There was a parade through the town, with willow lanterns made by artists, community groups and young people from in and around Retford.
People could also see the ‘400’ photograph, as well as impressive digital projections onto Retford’s central parish Church, St Swithun’s, known locally as the “Cathedral of Retford”.
Hundreds of people lined the streets of Boston as the Lincolnshire town kicked off its Mayflower 400 programme with a spectacular Illuminate Parade by Transported.
This year’s event was part of the Pilgrim Roots ‘Pilgrim Festival’, a two-week festival in the home towns and villages of many of the Mayflower Pilgrims including Gainsborough, Bawtry, Boston, Retford, Worksop and Immingham.

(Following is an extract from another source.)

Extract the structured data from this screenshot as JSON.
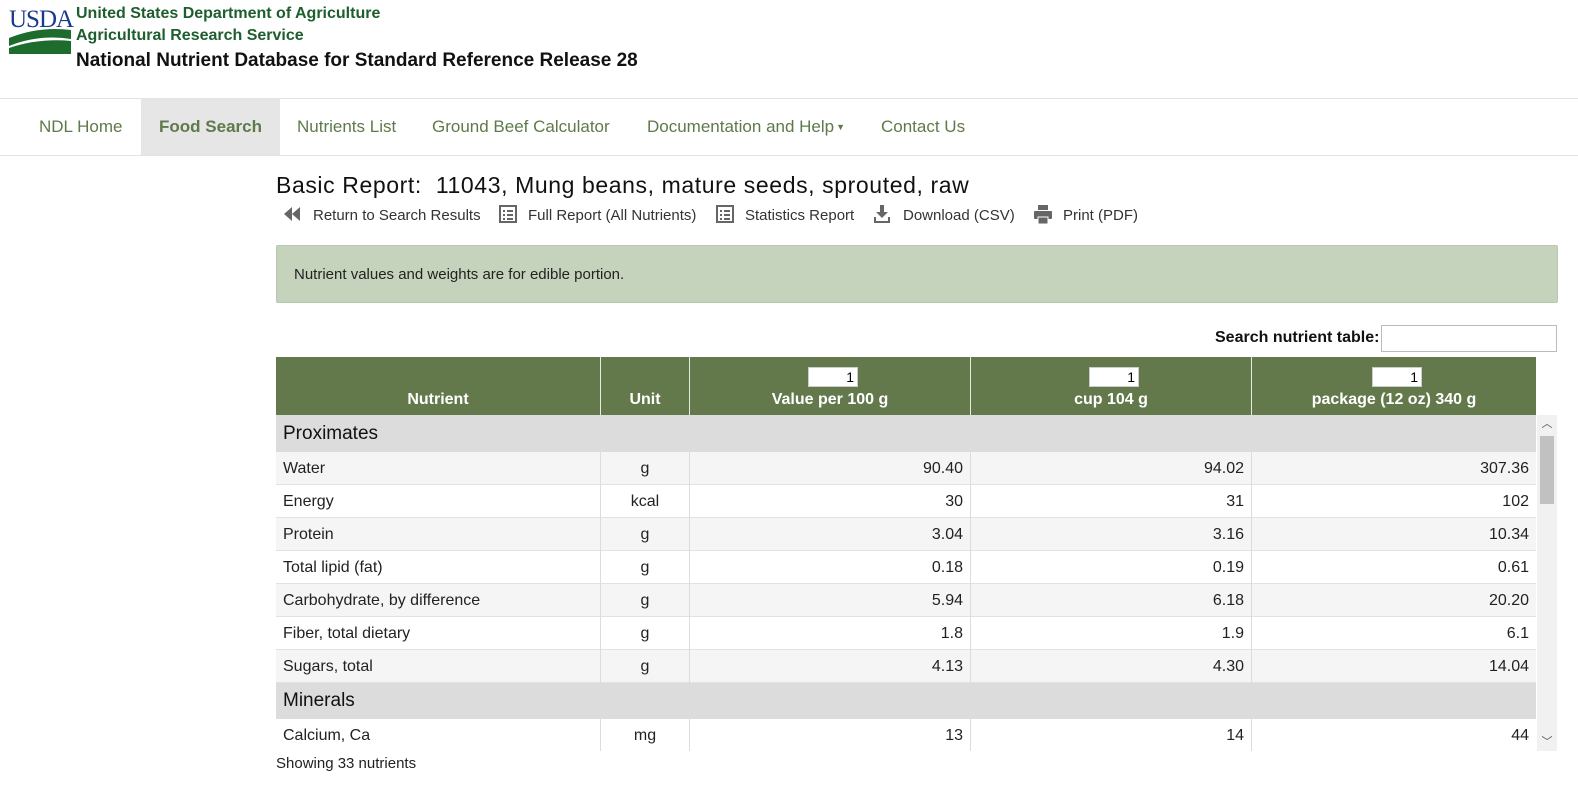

Illuminate coincided with the opening of Boston’s Christmas Market, as well as the switching-on of the town’s Christmas lights.
Illuminate Austerfield & Bawtry had a 'Journeys by Sea' theme to mark the start of Mayflower 400 in these two historic villages on the Yorkshire/Nottinghamshire border.
Sculptor Dan Jones and musicians Janet Wood and Moony Wainwright worked with local schools and Bawtry Library to produce a unique parade mirroring the voyage of the Mayflower Pilgrims, celebrating Austerfield's links to former Plymouth colony Governor William Bradford.
There was a spectacular aerial dance titled ‘Odyssey’, performed by international touring company Periplum, and a mass choir performance featuring schoolchildren and Quirky Choir, before the parade route led people from Austerfield Study Centre to Bawtry Hall.
Hundreds of Worcestershire children met for a choral concert at Worcester Cathedral, to celebrate the launch of a year-long series of events for the Mayflower 400 year.
King’s Worcester has a special interest in the celebrations due to the fact that one of the leaders of the Pilgrims, Edward Winslow, was a scholar at the school. He also lived near Kempsey.
More than 300 children were involved in the concert, from schools including St George’s CoE Primary, St Clement’s Primary, Cutnall Green Primary, St Barnabas Primary, The Elms, Colwall, King’s St Alban’s and King’s.